In a subject so fraught with difficulties it is easy to criticise but less easy to make constructive suggestions. Perhaps the most promising step towards unravelling the tangle of circumstances is to make those circumstances as invariable as possible. The nitrogen compounds under test should be the only variables; all other conditions, since they are proved to have such interfering influences, should be rigidly standardised and, if the work is primarily in the interest of the brewer, adapted as far as possible to resemble brewery conditions.

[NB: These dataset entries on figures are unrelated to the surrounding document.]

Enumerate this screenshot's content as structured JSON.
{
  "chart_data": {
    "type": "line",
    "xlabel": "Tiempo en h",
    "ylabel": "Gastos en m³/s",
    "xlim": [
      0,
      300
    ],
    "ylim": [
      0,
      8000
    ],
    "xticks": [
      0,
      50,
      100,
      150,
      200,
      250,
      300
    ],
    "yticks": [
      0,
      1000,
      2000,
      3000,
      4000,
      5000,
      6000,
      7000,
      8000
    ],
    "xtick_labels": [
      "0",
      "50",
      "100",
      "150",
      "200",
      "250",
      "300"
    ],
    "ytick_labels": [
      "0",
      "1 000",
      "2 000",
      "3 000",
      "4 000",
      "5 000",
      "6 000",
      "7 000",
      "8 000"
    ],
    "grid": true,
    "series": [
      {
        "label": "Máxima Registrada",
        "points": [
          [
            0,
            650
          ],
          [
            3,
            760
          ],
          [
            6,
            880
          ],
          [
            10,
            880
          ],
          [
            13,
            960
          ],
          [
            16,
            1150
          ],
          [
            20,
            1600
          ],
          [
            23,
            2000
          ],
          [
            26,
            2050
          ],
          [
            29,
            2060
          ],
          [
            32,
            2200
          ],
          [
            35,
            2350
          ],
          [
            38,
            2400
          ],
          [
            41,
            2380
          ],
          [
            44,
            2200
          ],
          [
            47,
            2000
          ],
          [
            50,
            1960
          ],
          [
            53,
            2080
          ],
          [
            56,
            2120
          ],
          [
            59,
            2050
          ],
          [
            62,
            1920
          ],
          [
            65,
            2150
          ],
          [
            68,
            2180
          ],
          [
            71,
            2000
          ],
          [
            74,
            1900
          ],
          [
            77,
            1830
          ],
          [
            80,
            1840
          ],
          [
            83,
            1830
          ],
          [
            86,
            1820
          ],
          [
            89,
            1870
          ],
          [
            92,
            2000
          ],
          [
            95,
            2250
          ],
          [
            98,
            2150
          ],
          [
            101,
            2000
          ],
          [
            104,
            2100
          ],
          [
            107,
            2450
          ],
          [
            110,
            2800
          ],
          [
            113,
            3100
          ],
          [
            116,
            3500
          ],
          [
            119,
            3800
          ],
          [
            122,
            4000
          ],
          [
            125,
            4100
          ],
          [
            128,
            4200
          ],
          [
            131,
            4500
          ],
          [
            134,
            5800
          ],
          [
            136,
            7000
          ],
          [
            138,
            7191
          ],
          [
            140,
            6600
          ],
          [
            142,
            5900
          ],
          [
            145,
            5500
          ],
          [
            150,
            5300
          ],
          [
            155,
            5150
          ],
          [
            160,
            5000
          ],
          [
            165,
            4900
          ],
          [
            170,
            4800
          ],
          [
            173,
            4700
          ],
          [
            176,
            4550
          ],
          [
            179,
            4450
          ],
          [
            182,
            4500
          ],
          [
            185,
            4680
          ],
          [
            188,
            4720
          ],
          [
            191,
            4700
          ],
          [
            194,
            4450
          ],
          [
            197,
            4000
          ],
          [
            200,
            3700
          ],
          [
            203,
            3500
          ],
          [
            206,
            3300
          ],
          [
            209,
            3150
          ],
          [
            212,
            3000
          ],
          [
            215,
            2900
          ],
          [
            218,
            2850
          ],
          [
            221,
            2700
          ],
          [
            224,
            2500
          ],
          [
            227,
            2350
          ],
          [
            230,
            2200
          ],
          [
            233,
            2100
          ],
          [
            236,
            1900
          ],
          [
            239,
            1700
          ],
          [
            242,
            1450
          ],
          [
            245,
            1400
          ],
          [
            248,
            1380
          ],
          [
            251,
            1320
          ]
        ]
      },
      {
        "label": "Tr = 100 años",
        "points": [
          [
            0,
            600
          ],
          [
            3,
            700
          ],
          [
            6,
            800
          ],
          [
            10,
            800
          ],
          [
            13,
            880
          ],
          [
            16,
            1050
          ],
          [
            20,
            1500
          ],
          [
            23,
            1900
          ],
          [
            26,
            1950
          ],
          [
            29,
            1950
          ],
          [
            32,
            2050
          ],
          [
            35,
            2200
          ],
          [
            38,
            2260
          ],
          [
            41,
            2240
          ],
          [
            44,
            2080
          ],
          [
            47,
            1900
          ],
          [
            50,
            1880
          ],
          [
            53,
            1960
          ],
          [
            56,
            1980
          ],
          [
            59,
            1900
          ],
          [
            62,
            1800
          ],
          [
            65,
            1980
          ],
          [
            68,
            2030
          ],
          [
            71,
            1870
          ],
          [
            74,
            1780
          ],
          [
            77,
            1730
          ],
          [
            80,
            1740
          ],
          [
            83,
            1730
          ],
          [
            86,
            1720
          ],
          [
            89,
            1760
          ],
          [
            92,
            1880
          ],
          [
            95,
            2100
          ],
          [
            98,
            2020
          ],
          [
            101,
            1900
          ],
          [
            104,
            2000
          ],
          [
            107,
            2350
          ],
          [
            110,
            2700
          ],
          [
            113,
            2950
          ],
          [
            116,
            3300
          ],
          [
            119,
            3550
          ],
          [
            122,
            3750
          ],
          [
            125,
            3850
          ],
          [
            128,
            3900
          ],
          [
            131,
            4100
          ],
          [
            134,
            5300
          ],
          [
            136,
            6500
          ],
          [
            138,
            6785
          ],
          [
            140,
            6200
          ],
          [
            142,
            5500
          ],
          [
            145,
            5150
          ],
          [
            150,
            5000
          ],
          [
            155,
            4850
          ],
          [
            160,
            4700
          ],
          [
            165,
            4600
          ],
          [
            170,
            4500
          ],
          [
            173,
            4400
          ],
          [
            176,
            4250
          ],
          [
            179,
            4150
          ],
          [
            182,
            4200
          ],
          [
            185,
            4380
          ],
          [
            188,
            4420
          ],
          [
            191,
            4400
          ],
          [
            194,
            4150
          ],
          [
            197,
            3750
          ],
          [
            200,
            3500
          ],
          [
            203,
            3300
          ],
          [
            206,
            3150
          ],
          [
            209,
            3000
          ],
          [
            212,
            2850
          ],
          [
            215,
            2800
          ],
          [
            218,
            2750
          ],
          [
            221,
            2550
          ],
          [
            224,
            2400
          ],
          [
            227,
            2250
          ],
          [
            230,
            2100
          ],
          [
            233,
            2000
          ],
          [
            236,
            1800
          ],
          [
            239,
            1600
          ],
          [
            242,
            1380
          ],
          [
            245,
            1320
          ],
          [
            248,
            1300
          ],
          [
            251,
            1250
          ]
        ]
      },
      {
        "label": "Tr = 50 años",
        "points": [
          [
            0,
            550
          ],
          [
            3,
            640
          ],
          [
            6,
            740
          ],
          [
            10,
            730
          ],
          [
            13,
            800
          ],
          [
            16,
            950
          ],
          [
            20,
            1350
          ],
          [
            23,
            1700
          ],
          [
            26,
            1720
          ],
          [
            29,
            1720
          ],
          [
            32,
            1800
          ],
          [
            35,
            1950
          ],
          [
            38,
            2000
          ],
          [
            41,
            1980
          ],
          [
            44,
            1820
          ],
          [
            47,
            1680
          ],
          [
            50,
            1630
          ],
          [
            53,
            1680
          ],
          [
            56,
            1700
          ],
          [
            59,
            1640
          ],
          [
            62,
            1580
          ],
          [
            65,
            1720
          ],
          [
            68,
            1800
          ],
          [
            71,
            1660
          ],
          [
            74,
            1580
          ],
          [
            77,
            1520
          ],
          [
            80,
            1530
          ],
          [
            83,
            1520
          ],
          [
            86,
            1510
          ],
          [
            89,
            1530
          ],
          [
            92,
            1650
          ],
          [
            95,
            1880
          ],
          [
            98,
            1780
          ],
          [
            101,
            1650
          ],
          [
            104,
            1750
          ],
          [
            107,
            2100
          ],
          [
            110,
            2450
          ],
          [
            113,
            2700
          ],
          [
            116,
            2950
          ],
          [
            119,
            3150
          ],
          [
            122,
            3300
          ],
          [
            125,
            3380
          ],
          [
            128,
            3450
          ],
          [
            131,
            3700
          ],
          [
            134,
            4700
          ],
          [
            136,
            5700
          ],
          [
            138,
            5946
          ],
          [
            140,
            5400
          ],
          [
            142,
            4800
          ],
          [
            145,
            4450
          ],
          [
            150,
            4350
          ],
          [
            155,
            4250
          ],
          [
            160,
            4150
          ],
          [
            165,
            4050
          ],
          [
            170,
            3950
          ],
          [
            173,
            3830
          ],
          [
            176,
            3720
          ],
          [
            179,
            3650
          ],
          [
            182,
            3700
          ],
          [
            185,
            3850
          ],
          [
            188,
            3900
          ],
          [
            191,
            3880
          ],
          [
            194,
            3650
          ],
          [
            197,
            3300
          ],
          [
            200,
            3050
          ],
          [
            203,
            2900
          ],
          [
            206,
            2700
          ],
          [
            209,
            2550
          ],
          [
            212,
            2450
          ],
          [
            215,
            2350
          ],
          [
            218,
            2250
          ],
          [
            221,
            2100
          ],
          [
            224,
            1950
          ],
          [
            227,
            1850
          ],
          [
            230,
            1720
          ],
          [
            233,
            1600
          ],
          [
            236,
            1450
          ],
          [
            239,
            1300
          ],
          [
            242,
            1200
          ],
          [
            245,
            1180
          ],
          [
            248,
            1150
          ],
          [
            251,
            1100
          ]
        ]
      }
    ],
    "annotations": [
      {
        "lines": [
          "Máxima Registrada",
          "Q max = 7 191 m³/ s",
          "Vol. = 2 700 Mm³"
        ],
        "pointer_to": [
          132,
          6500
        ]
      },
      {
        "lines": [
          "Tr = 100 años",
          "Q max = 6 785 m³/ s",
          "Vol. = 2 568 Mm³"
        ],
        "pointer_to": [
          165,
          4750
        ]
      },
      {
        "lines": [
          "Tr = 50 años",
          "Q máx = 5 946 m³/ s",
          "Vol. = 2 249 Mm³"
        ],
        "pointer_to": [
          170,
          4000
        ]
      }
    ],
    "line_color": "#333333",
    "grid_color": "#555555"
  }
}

For the same reasons the yeast used should be brewers’ yeast of known type, and the test should be threefold: effect on the growth of the yeast, on the attenuation, and on the racial characteristics of the new yeast. In connection with the 6rst part of the test the distinction of readily-assimilable from total assimilable nitrogen would appear to merit attention. Finally, in the investigations into quantitative assimilation which would follow a successful issue of the qualitative examination, the same standardization of conditions is essential, and it is probable that allowance must be made for the excretion of nitrogen by the yeast.